If you’re short-sighted it means you can’t see in the distance very well but you can see fine when things are close to you. It is particularly important to detect short-sightedness in children, as they may struggle to read the whiteboard and not advance as well in their studies as they should. Short-sightedness can run in families and is easily corrected with glasses or contact lenses.
If you’re long-sighted it means you can see things fine in the distance but struggle to see what is in front of your eyes. That means you may have trouble reading. Some people develop long-sightedness as they got older because the lens of the eye becomes less flexible with age. That is called presbyopia and is easily corrected with glasses and contact lenses.
Astigmatism occurs when the front part of the eye, the cornea, is not a regular symmetrical spherical shape. Instead it is shaped like a rugby ball and curvier in one direction than another, so the eye can’t focus light passing through it sharply and vision becomes blurred. Astigmatism can be corrected by a range of lenses. Astigmatism can be corrected with glasses and CLs.
Glaucoma is an eye disorder in which the optic nerve suffers damage, usually caused by an increase in pressure in the eye.

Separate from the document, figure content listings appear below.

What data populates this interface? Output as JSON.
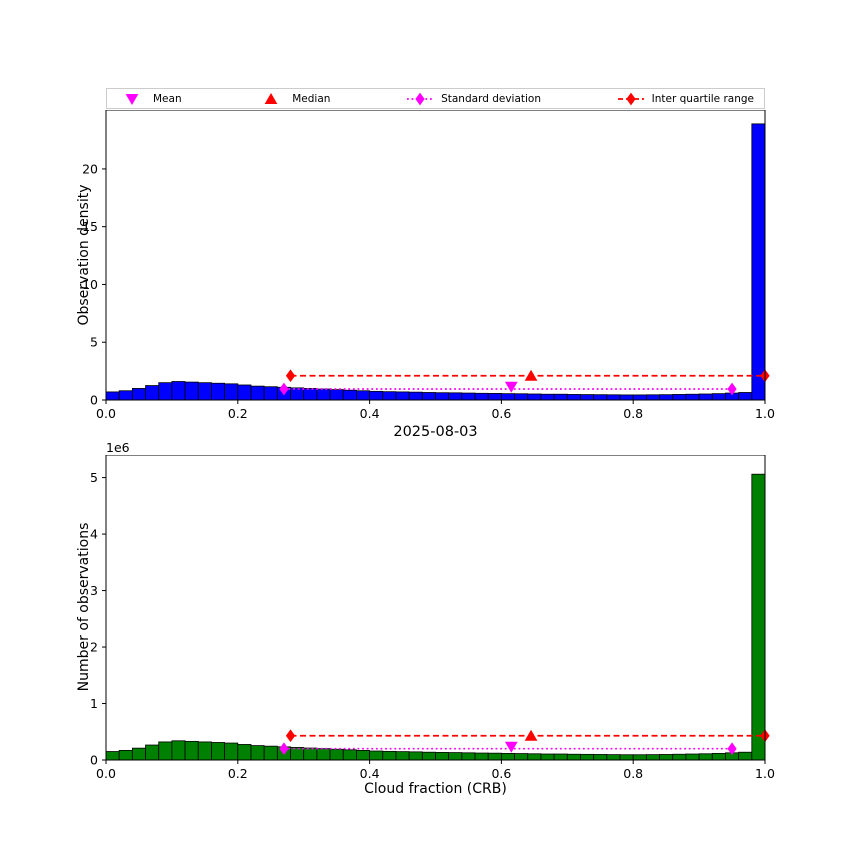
{
  "title": "2025-08-03",
  "legend": {
    "position": "top",
    "items": [
      {
        "label": "Mean",
        "marker": "triangle-down",
        "color": "#ff00ff",
        "line": "none"
      },
      {
        "label": "Median",
        "marker": "triangle-up",
        "color": "#ff0000",
        "line": "none"
      },
      {
        "label": "Standard deviation",
        "marker": "diamond",
        "color": "#ff00ff",
        "line": "dotted"
      },
      {
        "label": "Inter quartile range",
        "marker": "diamond",
        "color": "#ff0000",
        "line": "dashed"
      }
    ]
  },
  "chart_data": [
    {
      "type": "bar",
      "subtype": "histogram",
      "title": "",
      "ylabel": "Observation density",
      "xlabel": "",
      "bar_color": "#0000ff",
      "edge_color": "#000000",
      "grid": false,
      "bin_start": 0.0,
      "bin_width": 0.02,
      "xlim": [
        0.0,
        1.0
      ],
      "ylim": [
        0,
        25.1
      ],
      "xticks": [
        {
          "v": 0.0,
          "label": "0.0"
        },
        {
          "v": 0.2,
          "label": "0.2"
        },
        {
          "v": 0.4,
          "label": "0.4"
        },
        {
          "v": 0.6,
          "label": "0.6"
        },
        {
          "v": 0.8,
          "label": "0.8"
        },
        {
          "v": 1.0,
          "label": "1.0"
        }
      ],
      "yticks": [
        {
          "v": 0,
          "label": "0"
        },
        {
          "v": 5,
          "label": "5"
        },
        {
          "v": 10,
          "label": "10"
        },
        {
          "v": 15,
          "label": "15"
        },
        {
          "v": 20,
          "label": "20"
        }
      ],
      "values": [
        0.7,
        0.8,
        1.0,
        1.25,
        1.5,
        1.6,
        1.55,
        1.5,
        1.45,
        1.4,
        1.3,
        1.2,
        1.15,
        1.1,
        1.05,
        1.0,
        0.95,
        0.9,
        0.85,
        0.8,
        0.75,
        0.72,
        0.7,
        0.68,
        0.65,
        0.63,
        0.62,
        0.6,
        0.58,
        0.57,
        0.55,
        0.54,
        0.52,
        0.5,
        0.5,
        0.48,
        0.47,
        0.46,
        0.45,
        0.44,
        0.44,
        0.45,
        0.46,
        0.48,
        0.5,
        0.52,
        0.55,
        0.6,
        0.65,
        23.9
      ],
      "overlays": [
        {
          "name": "iqr-line",
          "type": "line",
          "x1": 0.28,
          "x2": 1.0,
          "y": 2.1,
          "color": "#ff0000",
          "dash": "6 3.5"
        },
        {
          "name": "std-line",
          "type": "line",
          "x1": 0.27,
          "x2": 0.95,
          "y": 0.95,
          "color": "#ff00ff",
          "dash": "1.8 2.8"
        }
      ],
      "markers": [
        {
          "name": "iqr-left-marker",
          "shape": "diamond",
          "x": 0.28,
          "y": 2.1,
          "color": "#ff0000"
        },
        {
          "name": "iqr-right-marker",
          "shape": "diamond",
          "x": 1.0,
          "y": 2.1,
          "color": "#ff0000"
        },
        {
          "name": "median-marker",
          "shape": "triangle-up",
          "x": 0.645,
          "y": 2.1,
          "color": "#ff0000"
        },
        {
          "name": "std-left-marker",
          "shape": "diamond",
          "x": 0.27,
          "y": 0.95,
          "color": "#ff00ff"
        },
        {
          "name": "std-right-marker",
          "shape": "diamond",
          "x": 0.95,
          "y": 0.95,
          "color": "#ff00ff"
        },
        {
          "name": "mean-marker",
          "shape": "triangle-down",
          "x": 0.615,
          "y": 1.15,
          "color": "#ff00ff"
        }
      ],
      "stats": {
        "mean": 0.615,
        "median": 0.645,
        "std_low": 0.27,
        "std_high": 0.95,
        "q1": 0.28,
        "q3": 1.0
      }
    },
    {
      "type": "bar",
      "subtype": "histogram",
      "title": "",
      "ylabel": "Number of observations",
      "xlabel": "Cloud fraction (CRB)",
      "offset_text": "1e6",
      "bar_color": "#008000",
      "edge_color": "#000000",
      "grid": false,
      "bin_start": 0.0,
      "bin_width": 0.02,
      "xlim": [
        0.0,
        1.0
      ],
      "ylim": [
        0,
        5.4
      ],
      "xticks": [
        {
          "v": 0.0,
          "label": "0.0"
        },
        {
          "v": 0.2,
          "label": "0.2"
        },
        {
          "v": 0.4,
          "label": "0.4"
        },
        {
          "v": 0.6,
          "label": "0.6"
        },
        {
          "v": 0.8,
          "label": "0.8"
        },
        {
          "v": 1.0,
          "label": "1.0"
        }
      ],
      "yticks": [
        {
          "v": 0,
          "label": "0"
        },
        {
          "v": 1,
          "label": "1"
        },
        {
          "v": 2,
          "label": "2"
        },
        {
          "v": 3,
          "label": "3"
        },
        {
          "v": 4,
          "label": "4"
        },
        {
          "v": 5,
          "label": "5"
        }
      ],
      "values": [
        0.15,
        0.17,
        0.21,
        0.265,
        0.32,
        0.34,
        0.33,
        0.32,
        0.31,
        0.3,
        0.275,
        0.255,
        0.245,
        0.233,
        0.223,
        0.212,
        0.201,
        0.191,
        0.18,
        0.17,
        0.159,
        0.153,
        0.148,
        0.144,
        0.138,
        0.134,
        0.131,
        0.127,
        0.123,
        0.121,
        0.117,
        0.114,
        0.11,
        0.106,
        0.106,
        0.102,
        0.1,
        0.098,
        0.095,
        0.093,
        0.093,
        0.095,
        0.098,
        0.102,
        0.106,
        0.11,
        0.117,
        0.127,
        0.138,
        5.06
      ],
      "overlays": [
        {
          "name": "iqr-line",
          "type": "line",
          "x1": 0.28,
          "x2": 1.0,
          "y": 0.43,
          "color": "#ff0000",
          "dash": "6 3.5"
        },
        {
          "name": "std-line",
          "type": "line",
          "x1": 0.27,
          "x2": 0.95,
          "y": 0.2,
          "color": "#ff00ff",
          "dash": "1.8 2.8"
        }
      ],
      "markers": [
        {
          "name": "iqr-left-marker",
          "shape": "diamond",
          "x": 0.28,
          "y": 0.43,
          "color": "#ff0000"
        },
        {
          "name": "iqr-right-marker",
          "shape": "diamond",
          "x": 1.0,
          "y": 0.43,
          "color": "#ff0000"
        },
        {
          "name": "median-marker",
          "shape": "triangle-up",
          "x": 0.645,
          "y": 0.43,
          "color": "#ff0000"
        },
        {
          "name": "std-left-marker",
          "shape": "diamond",
          "x": 0.27,
          "y": 0.2,
          "color": "#ff00ff"
        },
        {
          "name": "std-right-marker",
          "shape": "diamond",
          "x": 0.95,
          "y": 0.2,
          "color": "#ff00ff"
        },
        {
          "name": "mean-marker",
          "shape": "triangle-down",
          "x": 0.615,
          "y": 0.235,
          "color": "#ff00ff"
        }
      ],
      "stats": {
        "mean": 0.615,
        "median": 0.645,
        "std_low": 0.27,
        "std_high": 0.95,
        "q1": 0.28,
        "q3": 1.0
      }
    }
  ]
}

The result is irreversible vision problems that can lead to complete blindness if not treated.
If you have glaucoma in your family, the chance of you suffering the disease is increased but many people have glaucoma without any relative having the same problem. Thankfully, regular eye examinations help to spot this disease before too much damage is done.
A cataract is a clouding inside the normally clear lens of the eye. It develops as part of the ageing process and can reduce vision rapidly or over a period of decades. The only sure thing about cataracts is that they do not go away by themselves. As they grow your lens prescription can change rapidly resulting in the need for a frequent change of glasses. Some cataracts require surgical intervention to restore the vision.
Macular degeneration is basically wear and tear to the back of the eye. Usually age-related, it causes sufferers to lose the ability to pick out fine detail when directly looking at an object.
There are two types of macular degeneration: wet and dry. The wet form is less common but more treatable. Although more treatments are becoming available all the time, it is advised that eating well, protecting your eyes from ultraviolet light and not smoking help guard against the onset of both forms of the condition.
Diabetes can cause diabetic retinopathy – damage to the retina – that can eventually lead to blindness. Regular eye tests are recommended for diabetics because the earlier any changes in the eye are detected, the more likely it is they can be monitored and treated. If you are diabetic the NHS will pay for your eyes to be checked every year.
Varifocals are an all-in-one solution for people who have trouble seeing at different distances. Combining three different prescriptions in one clear lens, they allow users to improve vision over short, intermediate and long ranges. Varifocals are available in many different designs and can be tailored to suit your specific needs.
Dyslexia is a general term covering all disorders that make it hard for a person to learn to read or interpret words, letters and other symbols. Dyslexia is often associated with Irlens syndrome but someone may have Irlens syndrome and may not be dyslexic.
These conditions are often associated with under-performance at school. Problems with reading and performance at school can be improved by correcting the spectacle prescription and by the use of coloured overlays or tinted spectacle lenses.